Patients with acute EG poisoning commonly develop neurologic effects, including lethargy, slurred speech, ataxia, seizures, myoclonic jerks, and coma [Citation10]. These symptoms may be multifactorial and related to alcohol inebriation, metabolic abnormalities, and direct injury mediated by the deposition of COM crystals in the wall of cerebral blood vessels [Citation2,Citation11].

Prior case reports have identified brain imaging abnormalities in patients with EG poisoning. CT of the head may be normal in the acute setting, as at the present case, or may show cerebral edema, hypodensities, and hemorrhages.
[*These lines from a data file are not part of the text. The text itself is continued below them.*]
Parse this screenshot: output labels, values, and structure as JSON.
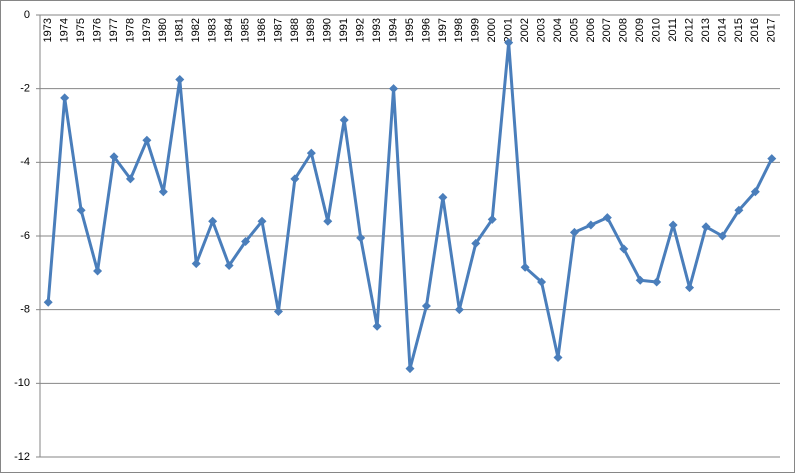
{
  "chart_data": {
    "type": "line",
    "categories": [
      "1973",
      "1974",
      "1975",
      "1976",
      "1977",
      "1978",
      "1979",
      "1980",
      "1981",
      "1982",
      "1983",
      "1984",
      "1985",
      "1986",
      "1987",
      "1988",
      "1989",
      "1990",
      "1991",
      "1992",
      "1993",
      "1994",
      "1995",
      "1996",
      "1997",
      "1998",
      "1999",
      "2000",
      "2001",
      "2002",
      "2003",
      "2004",
      "2005",
      "2006",
      "2007",
      "2008",
      "2009",
      "2010",
      "2011",
      "2012",
      "2013",
      "2014",
      "2015",
      "2016",
      "2017"
    ],
    "values": [
      -7.8,
      -2.25,
      -5.3,
      -6.95,
      -3.85,
      -4.45,
      -3.4,
      -4.8,
      -1.75,
      -6.75,
      -5.6,
      -6.8,
      -6.15,
      -5.6,
      -8.05,
      -4.45,
      -3.75,
      -5.6,
      -2.85,
      -6.05,
      -8.45,
      -2.0,
      -9.6,
      -7.9,
      -4.95,
      -8.0,
      -6.2,
      -5.55,
      -0.75,
      -6.85,
      -7.25,
      -9.3,
      -5.9,
      -5.7,
      -5.5,
      -6.35,
      -7.2,
      -7.25,
      -5.7,
      -7.4,
      -5.75,
      -6.0,
      -5.3,
      -4.8,
      -3.9
    ],
    "color": "#4a7ebb",
    "ylim": [
      -12,
      0
    ],
    "yticks": [
      -12,
      -10,
      -8,
      -6,
      -4,
      -2,
      0
    ],
    "grid": true
  }
}
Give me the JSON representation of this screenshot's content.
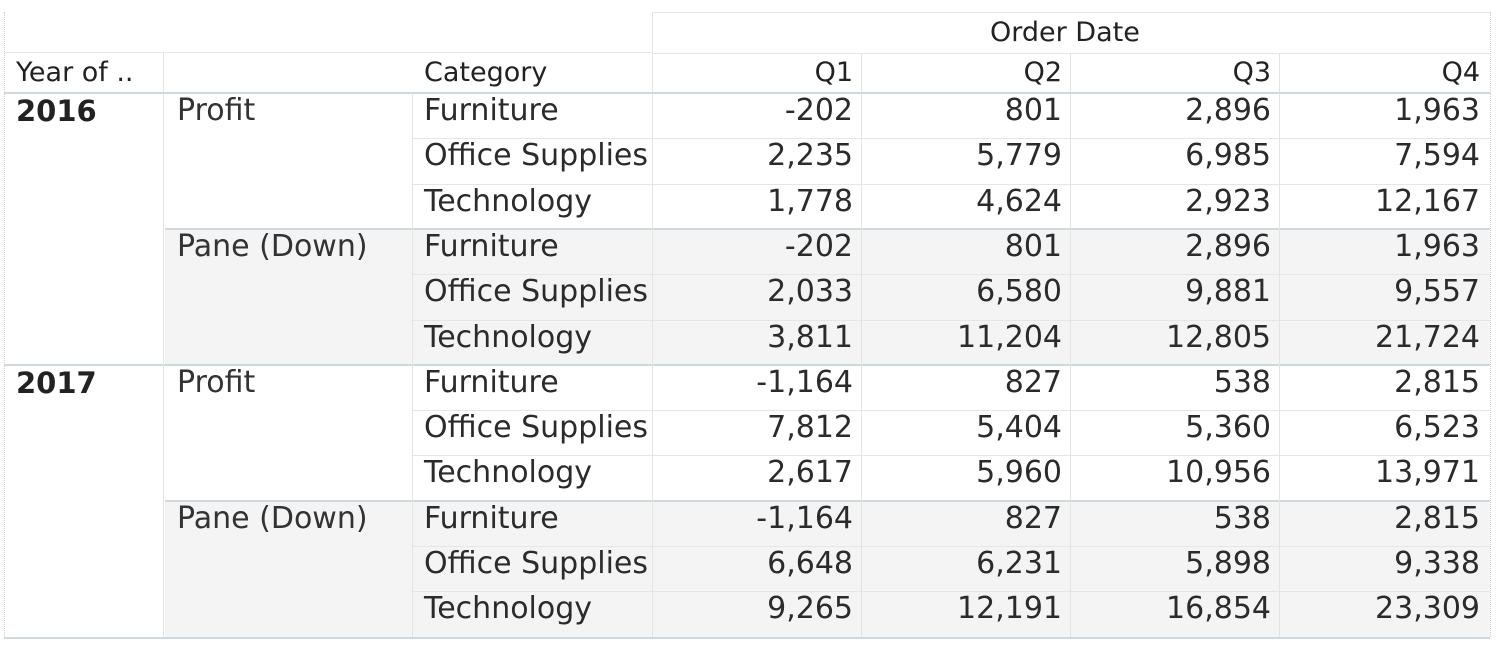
{
  "header": {
    "column_group": "Order Date",
    "year_label": "Year of ..",
    "category_label": "Category",
    "quarters": [
      "Q1",
      "Q2",
      "Q3",
      "Q4"
    ]
  },
  "chart_data": {
    "type": "table",
    "title": "",
    "column_header": "Order Date",
    "columns": [
      "Q1",
      "Q2",
      "Q3",
      "Q4"
    ],
    "years": [
      {
        "year": "2016",
        "measures": [
          {
            "name": "Profit",
            "rows": [
              {
                "category": "Furniture",
                "values": [
                  "-202",
                  "801",
                  "2,896",
                  "1,963"
                ]
              },
              {
                "category": "Office Supplies",
                "values": [
                  "2,235",
                  "5,779",
                  "6,985",
                  "7,594"
                ]
              },
              {
                "category": "Technology",
                "values": [
                  "1,778",
                  "4,624",
                  "2,923",
                  "12,167"
                ]
              }
            ]
          },
          {
            "name": "Pane (Down)",
            "rows": [
              {
                "category": "Furniture",
                "values": [
                  "-202",
                  "801",
                  "2,896",
                  "1,963"
                ]
              },
              {
                "category": "Office Supplies",
                "values": [
                  "2,033",
                  "6,580",
                  "9,881",
                  "9,557"
                ]
              },
              {
                "category": "Technology",
                "values": [
                  "3,811",
                  "11,204",
                  "12,805",
                  "21,724"
                ]
              }
            ]
          }
        ]
      },
      {
        "year": "2017",
        "measures": [
          {
            "name": "Profit",
            "rows": [
              {
                "category": "Furniture",
                "values": [
                  "-1,164",
                  "827",
                  "538",
                  "2,815"
                ]
              },
              {
                "category": "Office Supplies",
                "values": [
                  "7,812",
                  "5,404",
                  "5,360",
                  "6,523"
                ]
              },
              {
                "category": "Technology",
                "values": [
                  "2,617",
                  "5,960",
                  "10,956",
                  "13,971"
                ]
              }
            ]
          },
          {
            "name": "Pane (Down)",
            "rows": [
              {
                "category": "Furniture",
                "values": [
                  "-1,164",
                  "827",
                  "538",
                  "2,815"
                ]
              },
              {
                "category": "Office Supplies",
                "values": [
                  "6,648",
                  "6,231",
                  "5,898",
                  "9,338"
                ]
              },
              {
                "category": "Technology",
                "values": [
                  "9,265",
                  "12,191",
                  "16,854",
                  "23,309"
                ]
              }
            ]
          }
        ]
      }
    ]
  }
}
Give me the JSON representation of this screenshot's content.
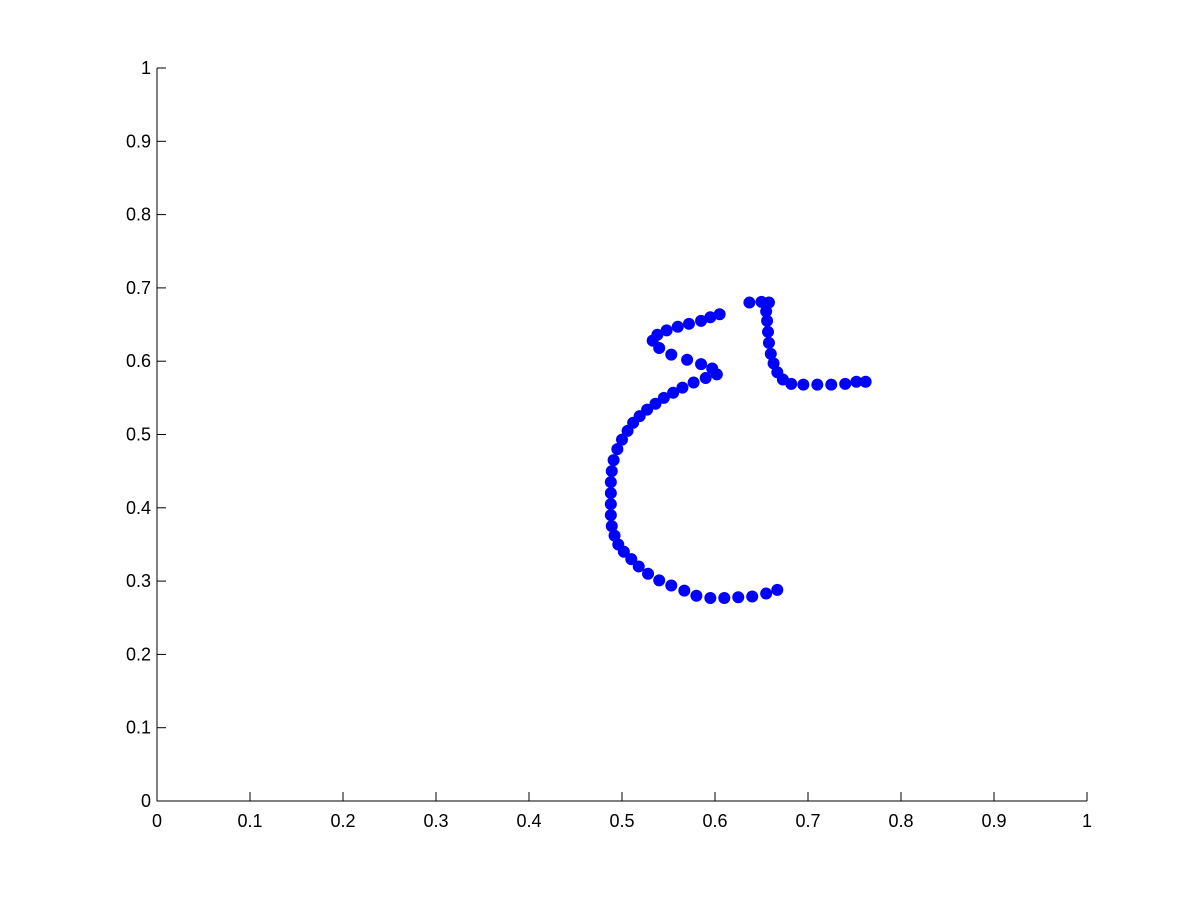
{
  "chart_data": {
    "type": "scatter",
    "title": "",
    "xlabel": "",
    "ylabel": "",
    "xlim": [
      0,
      1
    ],
    "ylim": [
      0,
      1
    ],
    "grid": false,
    "box": "left-bottom",
    "x_ticks": [
      "0",
      "0.1",
      "0.2",
      "0.3",
      "0.4",
      "0.5",
      "0.6",
      "0.7",
      "0.8",
      "0.9",
      "1"
    ],
    "y_ticks": [
      "0",
      "0.1",
      "0.2",
      "0.3",
      "0.4",
      "0.5",
      "0.6",
      "0.7",
      "0.8",
      "0.9",
      "1"
    ],
    "marker_color": "#0000ff",
    "series": [
      {
        "name": "",
        "points": [
          [
            0.605,
            0.664
          ],
          [
            0.595,
            0.66
          ],
          [
            0.585,
            0.655
          ],
          [
            0.572,
            0.651
          ],
          [
            0.56,
            0.647
          ],
          [
            0.548,
            0.642
          ],
          [
            0.538,
            0.636
          ],
          [
            0.533,
            0.628
          ],
          [
            0.54,
            0.618
          ],
          [
            0.553,
            0.609
          ],
          [
            0.57,
            0.602
          ],
          [
            0.585,
            0.596
          ],
          [
            0.597,
            0.59
          ],
          [
            0.602,
            0.582
          ],
          [
            0.59,
            0.577
          ],
          [
            0.577,
            0.571
          ],
          [
            0.565,
            0.564
          ],
          [
            0.555,
            0.557
          ],
          [
            0.545,
            0.55
          ],
          [
            0.536,
            0.542
          ],
          [
            0.527,
            0.534
          ],
          [
            0.519,
            0.525
          ],
          [
            0.512,
            0.516
          ],
          [
            0.506,
            0.505
          ],
          [
            0.5,
            0.493
          ],
          [
            0.495,
            0.48
          ],
          [
            0.491,
            0.465
          ],
          [
            0.489,
            0.45
          ],
          [
            0.488,
            0.435
          ],
          [
            0.488,
            0.42
          ],
          [
            0.488,
            0.405
          ],
          [
            0.488,
            0.39
          ],
          [
            0.489,
            0.375
          ],
          [
            0.492,
            0.362
          ],
          [
            0.496,
            0.35
          ],
          [
            0.502,
            0.34
          ],
          [
            0.51,
            0.33
          ],
          [
            0.518,
            0.32
          ],
          [
            0.528,
            0.31
          ],
          [
            0.54,
            0.301
          ],
          [
            0.553,
            0.294
          ],
          [
            0.567,
            0.287
          ],
          [
            0.58,
            0.28
          ],
          [
            0.595,
            0.277
          ],
          [
            0.61,
            0.277
          ],
          [
            0.625,
            0.278
          ],
          [
            0.64,
            0.279
          ],
          [
            0.655,
            0.283
          ],
          [
            0.667,
            0.288
          ],
          [
            0.637,
            0.68
          ],
          [
            0.65,
            0.681
          ],
          [
            0.658,
            0.68
          ],
          [
            0.655,
            0.668
          ],
          [
            0.656,
            0.655
          ],
          [
            0.657,
            0.64
          ],
          [
            0.658,
            0.625
          ],
          [
            0.66,
            0.61
          ],
          [
            0.663,
            0.597
          ],
          [
            0.667,
            0.585
          ],
          [
            0.673,
            0.575
          ],
          [
            0.682,
            0.569
          ],
          [
            0.695,
            0.568
          ],
          [
            0.71,
            0.568
          ],
          [
            0.725,
            0.568
          ],
          [
            0.74,
            0.569
          ],
          [
            0.752,
            0.572
          ],
          [
            0.762,
            0.572
          ]
        ]
      }
    ]
  }
}
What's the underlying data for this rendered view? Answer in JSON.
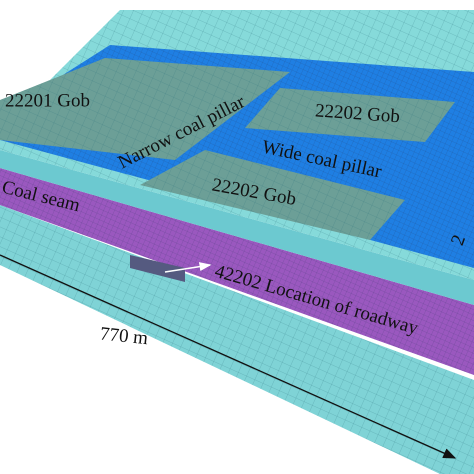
{
  "labels": {
    "gob_22201": "22201 Gob",
    "gob_22202_upper": "22202 Gob",
    "narrow_pillar": "Narrow coal pillar",
    "wide_pillar": "Wide coal pillar",
    "gob_22202_lower": "22202 Gob",
    "coal_seam": "Coal seam",
    "roadway": "42202 Location of roadway",
    "width": "770 m",
    "edge_label": "2"
  }
}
These are mainly located in the basal ganglia, thalami, brain stem, and temporal lobe [Citation3,Citation12,Citation13]. In the recent years, MRI of the brain has demonstrated higher sensitivity to detect brain abnormalities in patients with acute EG poisoning[Citation4]. The most common MRI of the brain findings reported are T2-weighted hyperintense lesions, with a bilateral and symmetrical pattern of distribution, located in deep gray matter structures, such as basal ganglia, thalami, and brain stem, as similarly observed in this case () [Citation3,Citation4]. Less common findings reported include basal ganglia hemorrhage, and cranial nerve enhancement [Citation4,Citation14].

These radiologic abnormalities affecting deep gray matter structures are not specific of EG poisoning. The differential diagnosis includes other acute presentations such as hypoxic ischemic encephalopathy, carbon monoxide and cyanide poisoning, liver disease and hyperammonemia, hyper- and hypoglycemia, osmotic demyelination, thiamine deficiency, and deep cerebral thrombosis [Citation15]. A prior study showed that the majority of brain imaging abnormalities were reversible upon appropriate EG poisoning treatment, and most of these patients had complete neurologic recovery [Citation13] Hence, brain imaging studies do not have prognostication value in EG poisoning, and clinicians most be cautious when interpreting such findings.

In a patient with clinical features suggestive of EG poisoning, MRI of the brain showed T2-weighted hyperintensity signals in the deep gray matter structures. MRI may add diagnostic support in similar cases while awaiting a definitive EG concentration.

Disclosure statement

No potential conflict of interest was reported by the authors.

Funding

The author(s) reported there is no funding associated with the work featured in this article.